Melihat Tuhan di sini, tentu bukan dalam pengertian yang sebenarnya, melainkan sebagai ungkapan hiperbolis dari kondisi kesadaran spiritual seseorang yang senantiasa terpusat kepada kehadiran Allah. Ibadah yang dikehendaki dalam sabda Nabi tersebut, juga bukan ibadah dalam pengertian sempit, seperti shalat, puasa, haji, atau sedekah saja, melainkan seluruh gerak-gerik lahir-batin kehidupan seseorang, sebab totalitas kehidupan seseorang memang diproyeksikan oleh Tuhan untuk semata-mata beribadah. Kehidupan seseorang yang memiliki kesadaran spiritual keagamaan seperti ini (ihsan), akan mampu menghindarkannya dari melakukan perilaku-perilaku menyimpang yang dilarang Tuhan, entah dalam keadaan sendiri maupun di depan publik, sebab kapan dan di manapun, ia tidak sanggup berpaling dari ‘melihat’ Tuhan.
قَالَ النَّبِيُّ صلى الله عليه وسلم لَا يَزْنِي الزَّانِي حِينَ يَزْنِي وَهُوَ مُؤْمِنٌ وَلَا يَشْرَبُ الْخَمْرَ حِينَ يَشْرَبُ وَهُوَ مُؤْمِنٌ وَلَا يَسْرِقُ حِينَ يَسْرِقُ وَهُوَ مُؤْمِنٌ. (رواه البخاري)
Nabi saw. bersabda, pezina tidak akan berzina jika saat zina ia beriman, pemabuk tidak akan mabuk jika saat mabuk ia beriman, dan pencuri tidak akan mencuri jika saat mencuri ia beriman. (HR. Bukhari)
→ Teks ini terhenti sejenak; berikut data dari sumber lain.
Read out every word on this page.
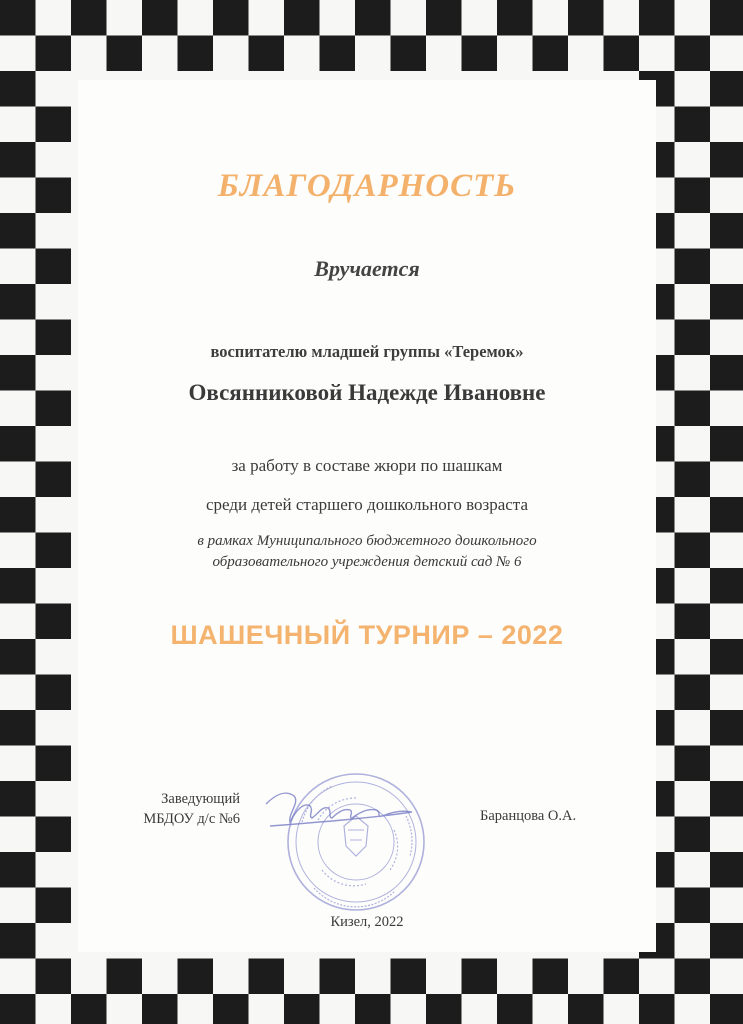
БЛАГОДАРНОСТЬ
Вручается
воспитателю младшей группы «Теремок»
Овсянниковой Надежде Ивановне
за работу в составе жюри по шашкам
среди детей старшего дошкольного возраста
в рамках Муниципального бюджетного дошкольного
образовательного учреждения детский сад № 6
ШАШЕЧНЫЙ ТУРНИР – 2022
Заведующий
МБДОУ д/с №6	Баранцова О.А.
Кизел, 2022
Penghayatan terhadap dimensi keihsanan seperti inilah kiranya yang akan merevolusi keagamaan seseorang hingga keimanannya bisa memanifestasikan nilai-nilai keshalehan. Dan untuk memungkinkan penghayatan demikian, dibutuhkan pemahaman terhadap ajaran-ajaran tasawuf. Sebab tasawuf merupakan pengejawantahan dari dimensi ihsan yang menjadikan penjernihan hati (tazkiyyah annafs) sebagai proyeknya. Proyek tasawuf ini sekaligus membedakan dengan obsesi dalam dunia filsafat. Jika para filsuf sibuk menajamkan akal untuk mencari kebenaran Tuhan, maka para sufi berusaha membeningkan hatinya agar bisa menyaksikan Tuhan.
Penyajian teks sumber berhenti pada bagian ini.